The overall objective of the DIANA project-team is to provide network architectural support for improving citizen rights in the Internet.  To do so, we will work to provide service transparency and user data control in the context of hundreds of billions of both wired and mobile devices. Our methodology includes advanced measurement techniques, design and implementation of architectural solutions, and their validation in adequate experimental facilities.

The high complexity of the Internet architecture, protocols and services, and the economic interests of the big stakeholders result in a lack of transparency on network operations, making, for instance, privacy leaks hard to identify, and performance  difficult to assess. This state is complex to change because: i) the economic model of all the Internet companies is based on building users profile to either make targeted advertisements or purchase recommendations, and ii) the Internet architecture and protocols have never been conceived for the current Internet usage, but for a small scale, trustworthy academic and research network. Solving the lack of transparency by changing the economic model of the Internet seems like a very losing shot, because of the pervasive user-profiling oriented business model. Hardware manufacturers  (e.g., smartphones), OS developers (e.g., iOS, Android), advertisement networks (e.g., AdSense), applications making revenues from commercial advertisements, all contribute to building users profile. The single possibility to improve transparency is by addressing architectural and protocol issues in the current Internet. For instance, apart from the ICMP protocol, the Internet does not provide any further support to explore the root causes of end-users service degradation. It is important to understand the primitives that the network must report to improve transparency. This requires a deep understanding of the current practices of network operators, service providers, and end-users, and strong system and architectural competencies to identify the right approach to improve transparency.

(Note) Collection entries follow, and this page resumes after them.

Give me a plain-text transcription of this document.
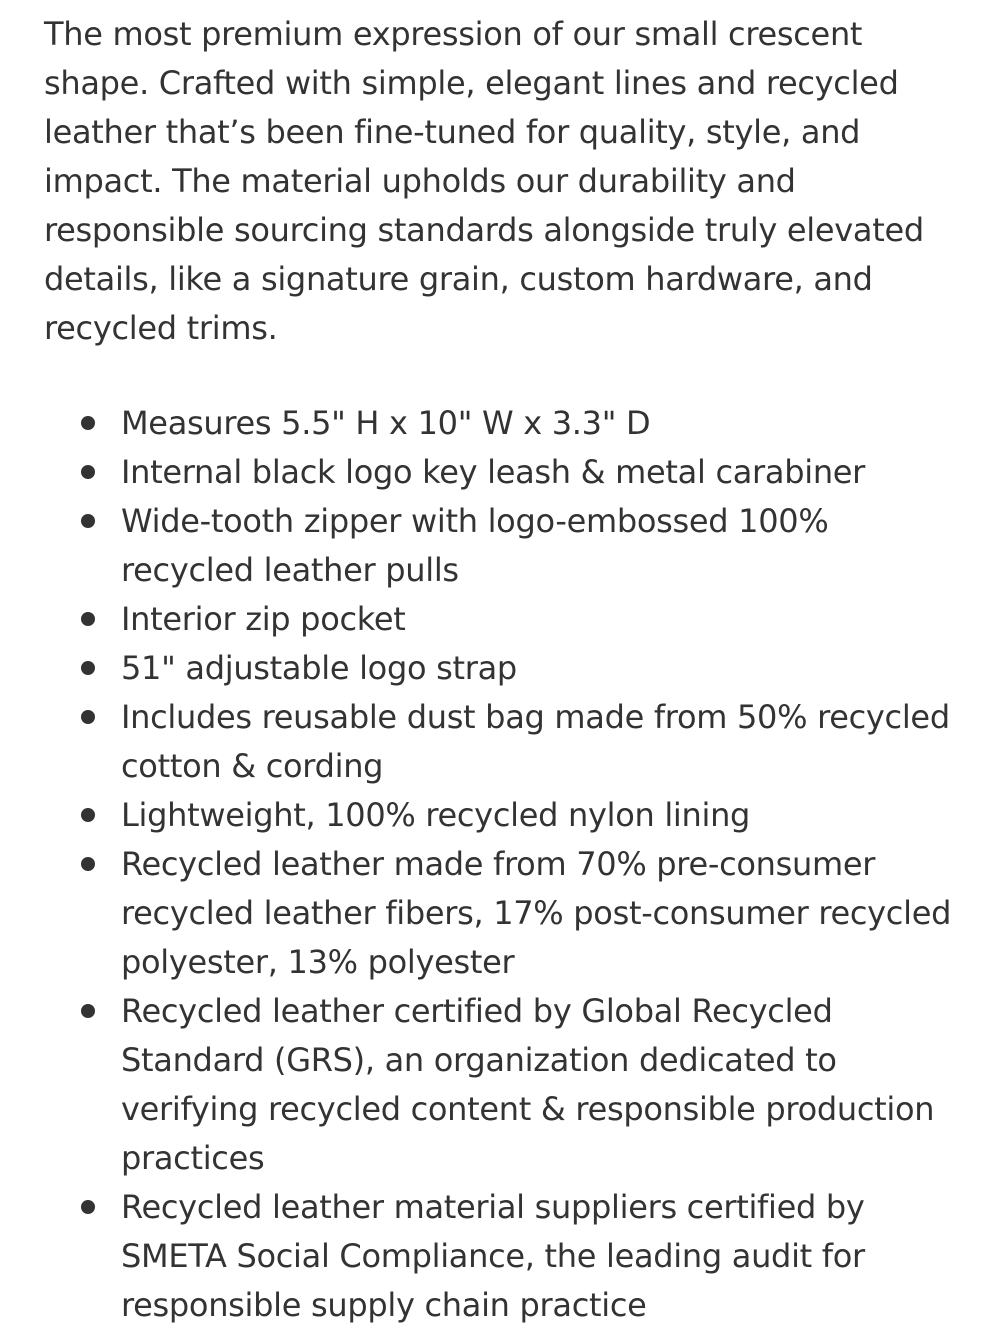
The most premium expression of our small crescent shape. Crafted with simple, elegant lines and recycled leather that’s been fine-tuned for quality, style, and impact. The material upholds our durability and responsible sourcing standards alongside truly elevated details, like a signature grain, custom hardware, and recycled trims.

Measures 5.5" H x 10" W x 3.3" D
Internal black logo key leash & metal carabiner
Wide-tooth zipper with logo-embossed 100% recycled leather pulls
Interior zip pocket
51" adjustable logo strap
Includes reusable dust bag made from 50% recycled cotton & cording
Lightweight, 100% recycled nylon lining
Recycled leather made from 70% pre-consumer recycled leather fibers, 17% post-consumer recycled polyester, 13% polyester
Recycled leather certified by Global Recycled Standard (GRS), an organization dedicated to verifying recycled content & responsible production practices
Recycled leather material suppliers certified by SMETA Social Compliance, the leading audit for responsible supply chain practice
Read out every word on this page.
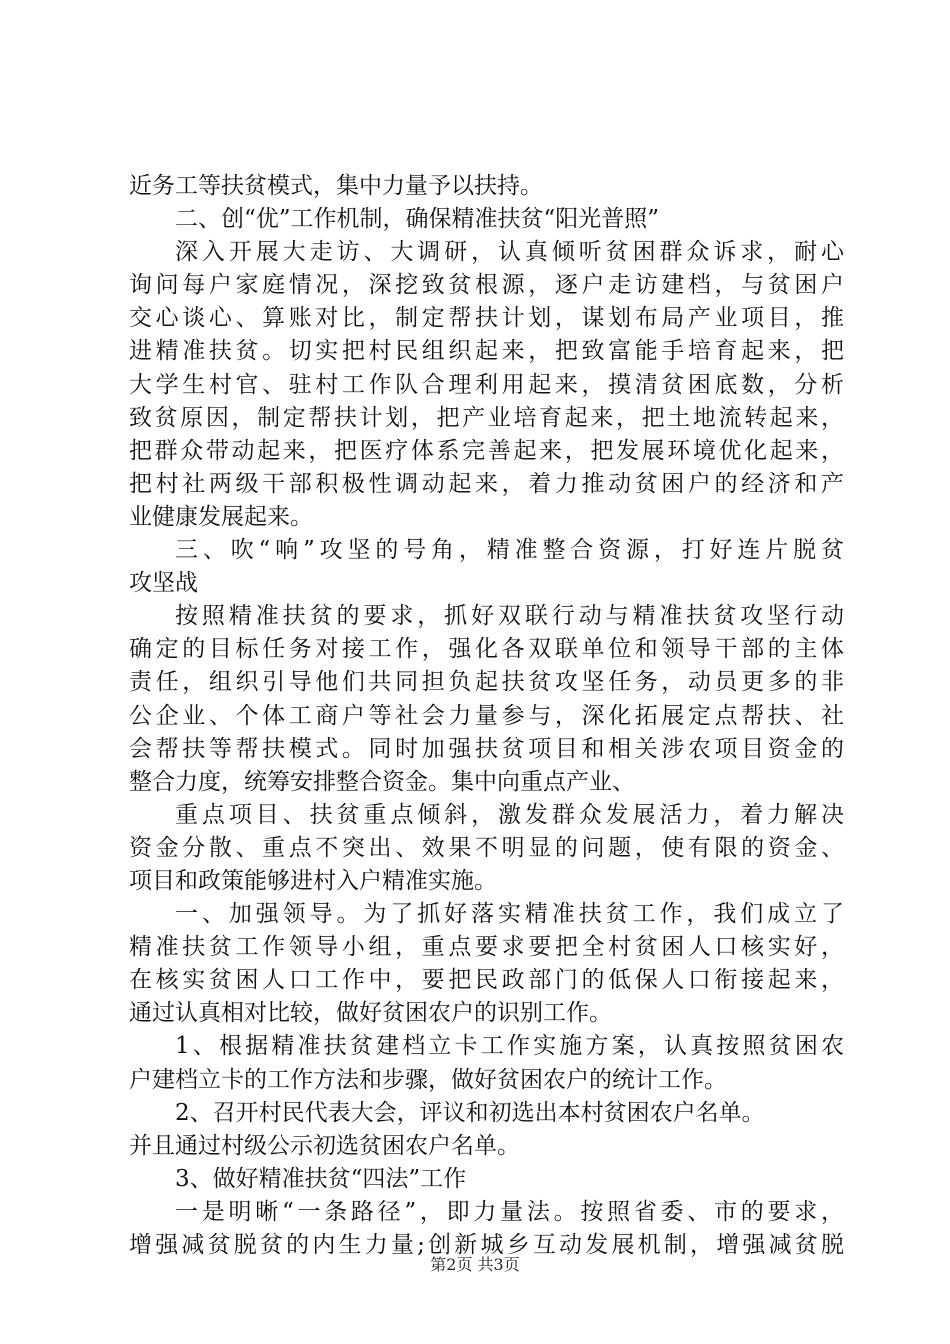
近务工等扶贫模式，集中力量予以扶持。
二、创“优”工作机制，确保精准扶贫“阳光普照”
深入开展大走访、大调研，认真倾听贫困群众诉求，耐心
询问每户家庭情况，深挖致贫根源，逐户走访建档，与贫困户
交心谈心、算账对比，制定帮扶计划，谋划布局产业项目，推
进精准扶贫。切实把村民组织起来，把致富能手培育起来，把
大学生村官、驻村工作队合理利用起来，摸清贫困底数，分析
致贫原因，制定帮扶计划，把产业培育起来，把土地流转起来，
把群众带动起来，把医疗体系完善起来，把发展环境优化起来，
把村社两级干部积极性调动起来，着力推动贫困户的经济和产
业健康发展起来。
三、吹“响”攻坚的号角，精准整合资源，打好连片脱贫
攻坚战
按照精准扶贫的要求，抓好双联行动与精准扶贫攻坚行动
确定的目标任务对接工作，强化各双联单位和领导干部的主体
责任，组织引导他们共同担负起扶贫攻坚任务，动员更多的非
公企业、个体工商户等社会力量参与，深化拓展定点帮扶、社
会帮扶等帮扶模式。同时加强扶贫项目和相关涉农项目资金的
整合力度，统筹安排整合资金。集中向重点产业、
重点项目、扶贫重点倾斜，激发群众发展活力，着力解决
资金分散、重点不突出、效果不明显的问题，使有限的资金、
项目和政策能够进村入户精准实施。
一、加强领导。为了抓好落实精准扶贫工作，我们成立了
精准扶贫工作领导小组，重点要求要把全村贫困人口核实好，
在核实贫困人口工作中，要把民政部门的低保人口衔接起来，
通过认真相对比较，做好贫困农户的识别工作。
1、根据精准扶贫建档立卡工作实施方案，认真按照贫困农
户建档立卡的工作方法和步骤，做好贫困农户的统计工作。
2、召开村民代表大会，评议和初选出本村贫困农户名单。
并且通过村级公示初选贫困农户名单。
3、做好精准扶贫“四法”工作
一是明晰“一条路径”，即力量法。按照省委、市的要求，
增强减贫脱贫的内生力量;创新城乡互动发展机制，增强减贫脱
第2页 共3页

In addition to the deliberate opacity of the system, the ossification of the Internet architecture around the IP protocol makes introduction of new functionalities in the network quite difficult, if at all possible, and requires in all cases long development and validation cycles. For example, information-centric networking solutions have been discussed for several years, and yet there is no globally deployed solution for content management. Therefore, users currently have no control on their contents and depend on big private companies (e.g., Google drive, iCloud, dropbox, Microsoft OneDrive) to easily access and share data at the expense of their privacy. However, the recent development of software-defined network (SDN) and network functions virtualization (NFV) concepts open the perspective of faster deployment of network functionalities, as it abstracts the whole network as a single piece of software, instead of a large number of heterogeneous and dedicated devices to be configured one-by-one. In this context, it is very important to identify common user applications needs and to provide an architectural ground based on network programmability.

In the DIANA project-team, we will pursue two main research directions: (i) designing and deploying a measurement plane providing network service transparency, and (ii) defining and deploying an open network architecture for user control.